Jean Grey begins to develop incredible powers that corrupt and turn her into a Dark Phoenix. Now the X-Men will have to decide if the life of a team member is worth more than all of humanity.


Poor X-Men. Despite helping usher in the new era of superhero blockbusters with 2000’s X-Men, the franchise never really gained the respect that something like the Marvel Cinematic Universe so effortlessly did with just a few movies.

And it’s not difficult to see why with the alternating quality of ups (X2, First Class, Logan) and downs (Origins: Wolverine, Apocalypse).

But where does Dark Phoenix fall?

Closer to the downs… much like X-Men: The Last Stand, the previous movie that dealt with Jean Grey’s cosmic powers. In fact, Dark Phoenix has many of the same problems as The Last Stand, even sharing several thematic, visual and storytelling elements.

First time director Simon Kinberg certainly tries his best to add depth and dimension to the story he first helped write in 2007 but being stuffed with too many characters, uninteresting villains, unintentionally funny scenes and intriguing yet underdeveloped ideas leads for this second version to fall into all other sorts of issues.

The great original cast that includes James McAvoy, Michael Fassbender, Jennifer Lawrence and Nicholas Hoult which started strong on X-Men: First Class and remained that way up to even Apocalypse, sadly appear to be going on fumes here with the exception of the always reliable Fassbender and McAvoy, with Lawrence and Hoult given very little to do beside being blue and angry most of the time.
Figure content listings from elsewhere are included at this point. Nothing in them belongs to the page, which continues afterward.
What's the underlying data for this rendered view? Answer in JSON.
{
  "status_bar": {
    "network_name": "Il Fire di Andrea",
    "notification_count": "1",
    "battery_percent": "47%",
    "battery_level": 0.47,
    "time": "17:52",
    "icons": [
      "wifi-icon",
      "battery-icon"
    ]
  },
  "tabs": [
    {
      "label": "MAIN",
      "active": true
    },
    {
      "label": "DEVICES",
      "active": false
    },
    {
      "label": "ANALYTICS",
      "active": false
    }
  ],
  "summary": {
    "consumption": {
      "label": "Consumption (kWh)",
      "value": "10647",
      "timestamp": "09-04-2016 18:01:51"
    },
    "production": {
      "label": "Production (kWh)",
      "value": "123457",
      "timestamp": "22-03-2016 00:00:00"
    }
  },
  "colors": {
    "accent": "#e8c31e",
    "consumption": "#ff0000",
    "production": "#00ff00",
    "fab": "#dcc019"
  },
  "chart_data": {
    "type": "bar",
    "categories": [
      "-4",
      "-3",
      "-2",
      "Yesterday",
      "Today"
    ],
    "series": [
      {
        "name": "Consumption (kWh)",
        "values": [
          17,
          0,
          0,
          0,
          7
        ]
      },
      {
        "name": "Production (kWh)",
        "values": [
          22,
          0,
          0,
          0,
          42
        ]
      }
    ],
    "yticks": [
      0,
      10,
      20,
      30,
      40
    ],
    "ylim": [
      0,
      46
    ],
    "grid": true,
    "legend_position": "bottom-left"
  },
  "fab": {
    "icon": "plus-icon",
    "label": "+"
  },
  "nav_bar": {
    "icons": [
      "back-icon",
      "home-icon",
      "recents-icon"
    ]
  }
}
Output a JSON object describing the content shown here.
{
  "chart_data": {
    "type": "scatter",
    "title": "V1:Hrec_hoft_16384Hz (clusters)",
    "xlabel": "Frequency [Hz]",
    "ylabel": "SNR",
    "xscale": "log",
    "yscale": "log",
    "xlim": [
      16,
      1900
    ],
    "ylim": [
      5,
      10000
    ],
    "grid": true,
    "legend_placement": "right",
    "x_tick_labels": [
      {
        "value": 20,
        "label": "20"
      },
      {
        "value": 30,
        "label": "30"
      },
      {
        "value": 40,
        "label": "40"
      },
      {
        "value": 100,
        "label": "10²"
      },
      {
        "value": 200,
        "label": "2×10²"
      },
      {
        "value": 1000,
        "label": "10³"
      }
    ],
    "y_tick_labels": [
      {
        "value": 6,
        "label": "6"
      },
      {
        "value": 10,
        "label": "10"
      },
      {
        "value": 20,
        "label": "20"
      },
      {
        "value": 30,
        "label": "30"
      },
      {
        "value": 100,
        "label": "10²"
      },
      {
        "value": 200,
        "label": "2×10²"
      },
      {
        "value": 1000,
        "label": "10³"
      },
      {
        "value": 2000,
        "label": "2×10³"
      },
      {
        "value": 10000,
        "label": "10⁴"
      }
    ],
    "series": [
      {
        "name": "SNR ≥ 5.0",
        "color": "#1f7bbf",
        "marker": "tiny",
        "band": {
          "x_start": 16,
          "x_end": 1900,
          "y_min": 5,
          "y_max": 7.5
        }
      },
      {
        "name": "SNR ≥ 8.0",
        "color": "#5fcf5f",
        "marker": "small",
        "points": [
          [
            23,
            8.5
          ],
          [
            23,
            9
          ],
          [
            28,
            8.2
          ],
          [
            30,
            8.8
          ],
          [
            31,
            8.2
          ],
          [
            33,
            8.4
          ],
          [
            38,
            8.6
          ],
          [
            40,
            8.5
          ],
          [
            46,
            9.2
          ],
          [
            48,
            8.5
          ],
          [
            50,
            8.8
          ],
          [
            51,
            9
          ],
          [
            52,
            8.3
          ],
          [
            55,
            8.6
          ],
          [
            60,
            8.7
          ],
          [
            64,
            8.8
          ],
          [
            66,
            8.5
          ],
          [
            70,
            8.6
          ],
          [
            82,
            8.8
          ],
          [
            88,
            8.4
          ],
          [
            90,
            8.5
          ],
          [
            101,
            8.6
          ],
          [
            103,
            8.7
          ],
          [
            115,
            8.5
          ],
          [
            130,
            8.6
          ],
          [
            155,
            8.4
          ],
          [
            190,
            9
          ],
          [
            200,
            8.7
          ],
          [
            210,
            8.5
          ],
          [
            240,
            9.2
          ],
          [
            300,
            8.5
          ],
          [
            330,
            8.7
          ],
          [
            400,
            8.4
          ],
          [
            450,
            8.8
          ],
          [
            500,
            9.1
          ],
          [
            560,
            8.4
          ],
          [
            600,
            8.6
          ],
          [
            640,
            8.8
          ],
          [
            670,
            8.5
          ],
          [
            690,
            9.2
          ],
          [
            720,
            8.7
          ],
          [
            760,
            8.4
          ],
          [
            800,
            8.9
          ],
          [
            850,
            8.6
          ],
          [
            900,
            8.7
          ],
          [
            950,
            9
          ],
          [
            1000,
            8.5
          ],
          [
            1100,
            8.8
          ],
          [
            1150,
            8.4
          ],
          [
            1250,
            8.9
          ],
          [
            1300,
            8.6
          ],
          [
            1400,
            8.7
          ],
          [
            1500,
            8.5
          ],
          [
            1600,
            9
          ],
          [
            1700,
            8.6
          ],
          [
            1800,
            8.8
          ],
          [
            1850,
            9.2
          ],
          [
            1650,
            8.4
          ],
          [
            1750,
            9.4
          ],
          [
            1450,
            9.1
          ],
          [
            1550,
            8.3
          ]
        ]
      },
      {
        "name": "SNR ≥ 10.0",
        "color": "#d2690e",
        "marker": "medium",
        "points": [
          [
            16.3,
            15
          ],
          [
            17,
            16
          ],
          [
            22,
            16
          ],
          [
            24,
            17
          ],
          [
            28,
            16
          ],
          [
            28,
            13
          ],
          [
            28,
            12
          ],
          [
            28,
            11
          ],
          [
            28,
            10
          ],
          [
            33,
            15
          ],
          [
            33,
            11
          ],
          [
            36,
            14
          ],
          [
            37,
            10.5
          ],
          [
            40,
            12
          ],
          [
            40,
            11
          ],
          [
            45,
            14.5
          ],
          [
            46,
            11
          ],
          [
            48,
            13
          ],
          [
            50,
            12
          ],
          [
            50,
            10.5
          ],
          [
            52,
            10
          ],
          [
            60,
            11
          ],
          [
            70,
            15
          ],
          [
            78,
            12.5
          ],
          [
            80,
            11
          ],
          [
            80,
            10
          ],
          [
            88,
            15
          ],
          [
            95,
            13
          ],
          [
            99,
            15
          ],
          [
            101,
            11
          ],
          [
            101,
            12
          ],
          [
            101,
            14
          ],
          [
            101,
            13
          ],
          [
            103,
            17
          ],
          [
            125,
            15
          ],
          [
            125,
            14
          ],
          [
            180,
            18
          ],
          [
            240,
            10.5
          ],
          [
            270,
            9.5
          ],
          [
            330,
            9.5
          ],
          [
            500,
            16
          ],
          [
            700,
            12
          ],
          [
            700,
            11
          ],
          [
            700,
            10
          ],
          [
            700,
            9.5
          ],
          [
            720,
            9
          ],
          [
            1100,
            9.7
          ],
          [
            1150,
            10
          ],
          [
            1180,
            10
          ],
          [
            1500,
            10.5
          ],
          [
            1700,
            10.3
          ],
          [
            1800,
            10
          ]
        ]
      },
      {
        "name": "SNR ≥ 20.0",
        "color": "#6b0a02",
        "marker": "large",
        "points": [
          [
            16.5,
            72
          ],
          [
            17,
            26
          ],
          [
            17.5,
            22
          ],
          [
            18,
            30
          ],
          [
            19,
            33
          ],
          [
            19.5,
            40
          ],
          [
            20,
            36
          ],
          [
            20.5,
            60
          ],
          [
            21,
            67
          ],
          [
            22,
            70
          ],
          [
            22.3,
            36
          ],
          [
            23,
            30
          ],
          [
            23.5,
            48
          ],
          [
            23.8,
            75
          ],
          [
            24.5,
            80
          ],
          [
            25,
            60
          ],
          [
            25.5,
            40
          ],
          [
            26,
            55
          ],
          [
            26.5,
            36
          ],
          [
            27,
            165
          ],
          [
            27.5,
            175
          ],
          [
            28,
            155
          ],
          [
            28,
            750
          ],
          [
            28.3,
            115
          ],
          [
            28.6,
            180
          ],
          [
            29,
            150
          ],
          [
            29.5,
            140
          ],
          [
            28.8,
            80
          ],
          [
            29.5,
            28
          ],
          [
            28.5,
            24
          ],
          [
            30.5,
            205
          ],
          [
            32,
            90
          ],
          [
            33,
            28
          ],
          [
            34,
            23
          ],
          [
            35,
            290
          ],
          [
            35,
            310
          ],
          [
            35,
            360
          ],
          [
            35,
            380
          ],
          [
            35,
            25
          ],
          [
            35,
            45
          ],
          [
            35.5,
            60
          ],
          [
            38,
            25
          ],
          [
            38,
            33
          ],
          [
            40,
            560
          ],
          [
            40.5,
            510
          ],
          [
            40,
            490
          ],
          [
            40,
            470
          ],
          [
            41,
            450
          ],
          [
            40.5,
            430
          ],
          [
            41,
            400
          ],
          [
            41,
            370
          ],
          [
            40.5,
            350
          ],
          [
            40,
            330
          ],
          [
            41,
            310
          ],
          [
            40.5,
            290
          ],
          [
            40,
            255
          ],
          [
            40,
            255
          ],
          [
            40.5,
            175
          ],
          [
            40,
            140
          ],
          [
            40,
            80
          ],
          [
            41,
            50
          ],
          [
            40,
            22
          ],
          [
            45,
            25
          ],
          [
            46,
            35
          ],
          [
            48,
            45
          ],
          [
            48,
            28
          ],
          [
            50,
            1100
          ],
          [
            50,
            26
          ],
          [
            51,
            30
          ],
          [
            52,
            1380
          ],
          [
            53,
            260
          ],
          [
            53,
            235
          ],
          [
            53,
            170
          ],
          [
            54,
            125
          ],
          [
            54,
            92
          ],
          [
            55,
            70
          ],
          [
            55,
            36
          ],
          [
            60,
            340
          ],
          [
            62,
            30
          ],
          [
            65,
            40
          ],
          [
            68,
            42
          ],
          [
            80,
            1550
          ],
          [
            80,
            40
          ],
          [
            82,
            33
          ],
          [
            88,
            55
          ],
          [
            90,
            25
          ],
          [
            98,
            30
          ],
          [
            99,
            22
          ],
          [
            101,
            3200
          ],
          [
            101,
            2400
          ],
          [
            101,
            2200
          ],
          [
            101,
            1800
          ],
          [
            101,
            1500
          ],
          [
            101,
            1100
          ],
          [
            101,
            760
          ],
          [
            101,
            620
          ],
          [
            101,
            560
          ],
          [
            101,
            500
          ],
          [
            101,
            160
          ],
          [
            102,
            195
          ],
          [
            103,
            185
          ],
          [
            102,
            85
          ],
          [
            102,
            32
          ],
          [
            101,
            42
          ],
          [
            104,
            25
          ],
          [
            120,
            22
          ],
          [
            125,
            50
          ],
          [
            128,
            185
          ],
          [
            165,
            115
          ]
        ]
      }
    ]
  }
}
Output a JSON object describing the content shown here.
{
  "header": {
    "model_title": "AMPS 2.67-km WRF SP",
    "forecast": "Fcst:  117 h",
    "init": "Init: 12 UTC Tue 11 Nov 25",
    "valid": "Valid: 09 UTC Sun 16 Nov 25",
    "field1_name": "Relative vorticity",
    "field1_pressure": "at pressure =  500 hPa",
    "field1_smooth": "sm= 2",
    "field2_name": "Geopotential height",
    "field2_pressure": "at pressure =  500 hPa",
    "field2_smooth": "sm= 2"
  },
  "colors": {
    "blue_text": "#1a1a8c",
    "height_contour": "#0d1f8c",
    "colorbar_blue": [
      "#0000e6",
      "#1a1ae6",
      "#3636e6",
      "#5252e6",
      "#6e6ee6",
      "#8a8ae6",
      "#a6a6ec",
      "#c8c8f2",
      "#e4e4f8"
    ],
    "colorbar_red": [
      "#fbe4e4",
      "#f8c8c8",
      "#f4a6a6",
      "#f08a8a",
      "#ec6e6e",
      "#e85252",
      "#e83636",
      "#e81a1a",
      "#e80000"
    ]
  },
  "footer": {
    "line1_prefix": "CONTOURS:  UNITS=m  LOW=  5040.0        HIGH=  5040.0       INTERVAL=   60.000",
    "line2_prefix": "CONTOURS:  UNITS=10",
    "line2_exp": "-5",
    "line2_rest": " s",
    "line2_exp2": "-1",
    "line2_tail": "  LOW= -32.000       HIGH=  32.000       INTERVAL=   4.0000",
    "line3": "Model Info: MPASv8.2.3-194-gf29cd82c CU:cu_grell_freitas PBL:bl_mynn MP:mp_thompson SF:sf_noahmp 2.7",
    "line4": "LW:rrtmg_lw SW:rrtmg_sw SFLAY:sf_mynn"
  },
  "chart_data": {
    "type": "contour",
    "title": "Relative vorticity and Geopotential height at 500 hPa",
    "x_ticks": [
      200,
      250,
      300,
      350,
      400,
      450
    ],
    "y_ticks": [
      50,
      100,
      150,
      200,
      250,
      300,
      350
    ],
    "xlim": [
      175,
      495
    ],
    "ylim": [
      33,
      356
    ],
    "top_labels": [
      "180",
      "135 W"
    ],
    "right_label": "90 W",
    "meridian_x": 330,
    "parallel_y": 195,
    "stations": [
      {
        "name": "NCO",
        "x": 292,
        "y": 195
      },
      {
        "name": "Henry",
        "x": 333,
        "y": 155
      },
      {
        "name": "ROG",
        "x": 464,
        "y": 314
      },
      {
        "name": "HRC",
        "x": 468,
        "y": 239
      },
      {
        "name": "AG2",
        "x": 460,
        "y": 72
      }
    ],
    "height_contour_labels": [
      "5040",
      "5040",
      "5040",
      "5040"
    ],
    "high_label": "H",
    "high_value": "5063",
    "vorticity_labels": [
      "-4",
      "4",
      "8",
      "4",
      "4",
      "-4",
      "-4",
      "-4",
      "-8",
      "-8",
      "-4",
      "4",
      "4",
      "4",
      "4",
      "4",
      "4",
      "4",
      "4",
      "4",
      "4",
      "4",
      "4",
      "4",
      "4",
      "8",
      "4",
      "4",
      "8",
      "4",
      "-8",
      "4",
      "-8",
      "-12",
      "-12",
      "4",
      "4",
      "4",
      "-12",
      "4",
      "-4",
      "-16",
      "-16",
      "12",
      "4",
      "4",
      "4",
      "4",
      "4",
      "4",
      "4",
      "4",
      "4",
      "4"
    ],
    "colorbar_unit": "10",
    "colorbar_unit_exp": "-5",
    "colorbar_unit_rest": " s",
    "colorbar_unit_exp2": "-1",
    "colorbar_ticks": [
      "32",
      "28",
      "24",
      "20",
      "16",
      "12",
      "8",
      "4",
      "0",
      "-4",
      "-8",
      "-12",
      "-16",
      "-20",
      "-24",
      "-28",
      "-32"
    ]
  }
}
Also, as a tiny aside, it’s always bothered me that these movies started in the 60’s and jumped ahead by a decade in each entry ending in the 90’s here, only for the main cast to look almost identical. I was unaware that everlasting youth was also a part of every mutant.

One aspect Dark Phoenix does much better is, well, the Dark Phoenix herself, Jean Grey. Sophie Turner is given the most developed role as this is very much her story, convincingly conveying the inner and outer struggle Jean is going through trying to comprehend her new powers.

But it looks like the issues stem from an overstuffed script trying to deliver many (interesting) plot threads that are ultimately not developed enough and forgotten in favour of “cool” visual effects shots.

The best example of this is Magneto’s, which presents interesting and complex ideas, with the villain/anti-hero running a refugee island for mutants that want to live in peace. But the thematic notion of a former World War II camp prisoner forced to live in a refugee island in order to protect his kind is never explored more.

Further, how did a character like Magneto, who has fought for the rights of Mutants in all previous films, just be complacent with that arrangement? This type of inconsistent characterisation of the superheroes we’ve come to know in the last 4 films affects almost all the main characters.

Similarly, during the third act the team takes a strange turn into almost violent sociopaths, massacring an alien race they knew nothing about 20 minutes ago. A race that we as an audience are asked to have a smudge of sympathy for after their plan is revealed… despite them continuing to act like evil, heartless bastards.

Speaking of the alien race, their leader and our main antagonist is portrayed by the ever talented Jessica Chastain, in the extremely thankless, wasted, cliched and boring kind of “I will steal your power and rule the Earth because why not” bad guy. The character is so unimpressive that even remembering the character’s name was difficult (Vuk, and I had to Wikipedia that to be sure).

All of this leads to a climax that just suddenly deflates like a whoopie cushion with lots of empty loud noises and flashy images, limping to the finish line instead of giving us a powerful final swan song for the X-Men.

Movies like Avengers: Endgame and Logan proved to be so successful because they had years and films of buildup to reach their conclusion whereas this iteration of Jean Grey was introduced just one movie ago and despite Turner’s talents and worthy performance, we just never had the time invested in this character to really care when she changes.

With the comic book saga being known to be one of the most massive and epic story lines in Marvel history full of alien races, cosmic superpowers and even the total destruction of a goddamn star, Dark Phoenix seems like a wasted opportunity for not taking advantage of this to go out on a massive scale while incorporating a deeply personal and character driven plot, which is what it thinks its doing.

Rather, the scale remains small and unambitious with characters and stories that are severely under cooked, marking an underwhelming finale to this iconic franchise.


After almost 20 years, the X-Men saga comes to an end not with a bang nor even a whimper, but a shrug. Offering some entertaining action sequences and visual effects along with admirable performance by Sophie Turner and some of the original cast, Dark Phoenix is plagued with too many issues, leading to another disappointing retelling of the classic comic book saga and a sad final note on an influential franchise.